Doesn’t your heart go out to the Corinthians? Wasn’t St. Paul an annoyingly smug correspondent? He comes to a sticky end and one can’t help feeling that a small number of Corinthians were wondering whether Paul, on arrival in heaven, got busy telling God how to manage matters better. I once heard a monk say that St. Paul was necessary for the organisation and administration of the early church but that he must have been tedious and irritating company.
In his sermon, the priest told us all not to worry, all would be well. Which was comforting but not quite as well put as the Gospel itself:
“Consider the lilies of the field, how they grow; they toil not, neither do they spin: And yet I say unto you, that even Solomon in all his glory was not arrayed like one of these.

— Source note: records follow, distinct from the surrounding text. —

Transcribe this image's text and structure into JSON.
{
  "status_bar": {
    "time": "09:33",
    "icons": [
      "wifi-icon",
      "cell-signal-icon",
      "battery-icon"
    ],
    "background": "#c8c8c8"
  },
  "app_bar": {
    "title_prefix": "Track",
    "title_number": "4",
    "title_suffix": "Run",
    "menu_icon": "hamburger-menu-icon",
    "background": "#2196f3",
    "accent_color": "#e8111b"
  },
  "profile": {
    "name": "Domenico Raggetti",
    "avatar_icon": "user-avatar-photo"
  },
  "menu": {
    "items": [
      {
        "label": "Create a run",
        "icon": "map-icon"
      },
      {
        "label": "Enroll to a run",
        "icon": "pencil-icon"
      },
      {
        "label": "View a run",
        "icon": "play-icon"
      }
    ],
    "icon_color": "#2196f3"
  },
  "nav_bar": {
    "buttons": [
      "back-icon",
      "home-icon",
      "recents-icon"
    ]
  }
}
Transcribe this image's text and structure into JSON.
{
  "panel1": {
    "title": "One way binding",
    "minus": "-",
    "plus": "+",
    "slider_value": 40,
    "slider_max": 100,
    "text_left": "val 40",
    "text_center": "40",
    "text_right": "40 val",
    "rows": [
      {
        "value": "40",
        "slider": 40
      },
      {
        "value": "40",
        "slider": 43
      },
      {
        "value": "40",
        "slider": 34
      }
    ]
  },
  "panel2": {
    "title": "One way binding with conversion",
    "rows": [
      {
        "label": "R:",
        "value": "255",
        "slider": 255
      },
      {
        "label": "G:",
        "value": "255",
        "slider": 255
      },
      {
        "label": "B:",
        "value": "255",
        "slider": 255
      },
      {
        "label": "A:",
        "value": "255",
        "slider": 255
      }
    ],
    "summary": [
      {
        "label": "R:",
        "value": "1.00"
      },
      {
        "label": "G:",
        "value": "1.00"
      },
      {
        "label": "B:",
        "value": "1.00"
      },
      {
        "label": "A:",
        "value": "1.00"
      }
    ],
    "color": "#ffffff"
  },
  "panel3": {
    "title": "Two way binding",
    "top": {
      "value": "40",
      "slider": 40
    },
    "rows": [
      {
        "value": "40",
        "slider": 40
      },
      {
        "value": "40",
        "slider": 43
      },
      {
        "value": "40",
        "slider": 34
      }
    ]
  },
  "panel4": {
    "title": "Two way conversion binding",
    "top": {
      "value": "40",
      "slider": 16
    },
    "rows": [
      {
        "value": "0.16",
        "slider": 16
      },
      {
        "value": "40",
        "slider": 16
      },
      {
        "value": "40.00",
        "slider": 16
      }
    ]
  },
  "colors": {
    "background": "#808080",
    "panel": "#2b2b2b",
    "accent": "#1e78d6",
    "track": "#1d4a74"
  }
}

Wherefore, if God so clothe the grass of the field, which to day is, and to morrow is cast into the oven, shall he not much more clothe you, O ye of little faith? Therefore take no thought, saying, What shall we eat? or, What shall we drink? or, Wherewithal shall we be clothed? (For after all these things do the Gentiles seek:) for your heavenly Father knoweth that ye have need of all these things. But seek ye first the kingdom of God, and his righteousness; and all these things shall be added unto you.
Take therefore no thought for the morrow: for the morrow shall take thought for the things of itself. Sufficient unto the day is the evil thereof.” [King James Bible version]
That’s probably enough material for your immortal soul for one day.